ゼロからの東京進出

2011年3月、東京・三鷹支店オープン。大阪から連れてきたひとりのスタッフとふたりで売り上げゼロから始めて、3年間で再び月商1000万円、年商1億2000万円の店に近づけた。

そのタイミングでスタッフに三鷹店を任せ、2016年、また縁もゆかりもなかった世田谷区の千歳船橋に、店を開いた。世田谷支店のレギュラースタッフは13、14人と、大阪時代の半数に満たないが、こちらも今現在、月商1000万円弱までもってきた。

片山さんはムカイ林檎店の社員ではなく、リンゴ販売の委託者。フリーランスのリンゴ売りがいたとして、片山さんはムカイ林檎店と契約し、店を任されているイメージだ。その店の運営やスタッフの管理もあって週に5日はお店に出ているが、「本来なら、1カ月の間に10日働ければ暮らしていける」と語る。

「僕は行商に出るとだいたい1日10万~15万円売り上げるので、10日だと100万~150万円になります。その4割が収入。そこに店長としての給料も入るので、10日しっかり働ければ充分なんです」

リンゴを手にお客さんと話す片山さん
撮影=川内イオ
売り場の前で、お客さんと話す。

片山さんのリンゴの売り方は、豪快だ。

「今日はめっちゃ売るとなったら、お客さんに言います。今日はこれだけ売りたいから、全部買ってくれませんかって。そしたら、『こんなにいらんわ』ってなりますよね。そこで、『ひと箱だけどうですか?』と聞く。すると、『まあいいよ』と言って、ひと箱買ってくれることもあります」

ひと箱には、リンゴが60個入っている。それを通りがかりの人が買って帰るのだ。

町なかにある企業のオフィスに、突撃訪問することもある。呼び鈴を鳴らし、扉を開けてもらったら「すいません、仕事中に。そこで、青森のリンゴ売ってて」と売り込むのだ。そこで、クスっと笑う人がいたらチャンス到来。

「今笑ってくれた人、みんな来てほしいんですけど」
「今、仕事中だから」
「いや、僕も今しかないんです。誰かリンゴが好きな人いませんか?」
「……佐藤さん(仮)、好きなんじゃないの?」
「じゃあ、佐藤さん、ちょっと来て!」

どんな人、どんな言葉にも対応できる、まさにジャズのような柔軟な掛け合いが片山さんの真骨頂で、多い日には30万円も売り上げる。

住宅街の道路で片山さんのバンを囲むお客さんたち
撮影=川内イオ
まったく人がいなかった住宅街で、片山さんの周りに人が集まる。

「リンゴ売りにニーズはいらない」

どこで売るのかは、その日の気分。「ここの場所はよく売れる」「ここにはリピーターがたくさんいる」というマーケティングデータのようなものは、一切、気にしない。「本当の音」を聞くためには、誰も自分のことを知らない場所がいい。

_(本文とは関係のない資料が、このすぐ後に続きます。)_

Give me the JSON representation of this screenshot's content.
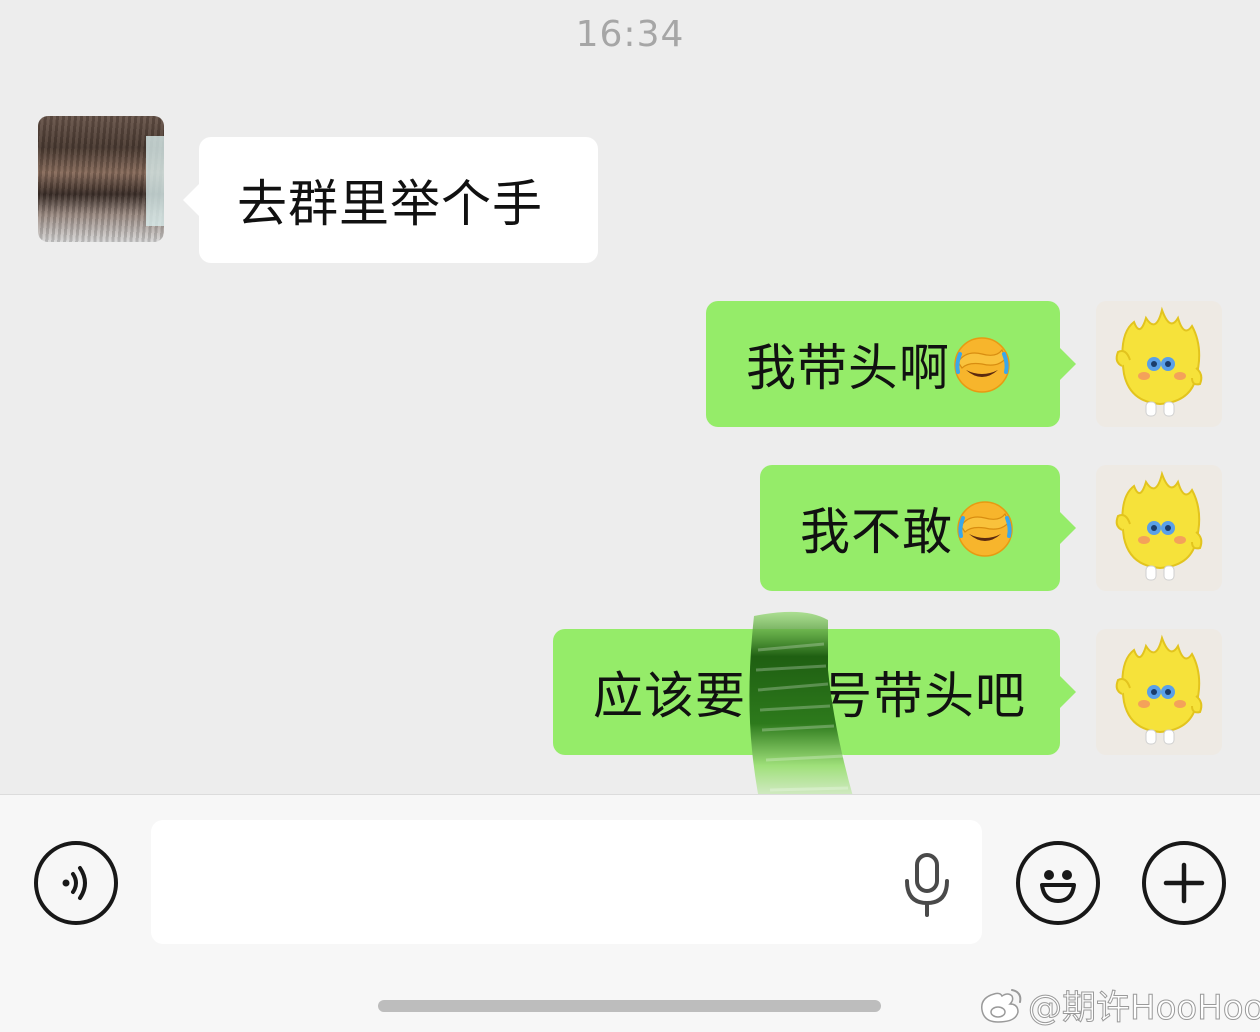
{
  "status": {
    "timestamp": "16:34"
  },
  "messages": [
    {
      "sender": "peer",
      "text": "去群里举个手",
      "emoji": ""
    },
    {
      "sender": "self",
      "text": "我带头啊",
      "emoji": "facepalm-crying-emoji"
    },
    {
      "sender": "self",
      "text": "我不敢",
      "emoji": "facepalm-crying-emoji"
    },
    {
      "sender": "self",
      "text": "应该要",
      "text_after_redaction": "号带头吧",
      "emoji": ""
    }
  ],
  "input_bar": {
    "text_value": "",
    "icons": [
      "voice-mode-icon",
      "microphone-icon",
      "emoji-face-icon",
      "plus-icon"
    ]
  },
  "watermark": {
    "logo": "weibo-logo-icon",
    "text": "@期许HooHoo"
  },
  "colors": {
    "chat_background": "#ededed",
    "outgoing_bubble": "#95ec69",
    "incoming_bubble": "#ffffff",
    "input_bar_background": "#f7f7f7"
  }
}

ビジネスでは「ニーズ」が重視されるが、片山さんは「リンゴ売りにニーズはいらない」という。片山さんの行商を見ていると、「リンゴは好きじゃない」「ちょうど今、家にリンゴがいっぱいある」という人たちが、次々とリンゴを買って帰る。それはもはやリンゴが欲しいわけではなく、今この瞬間に初めて会った片山さんとの掛け合いに、投げ銭しているようにも見える。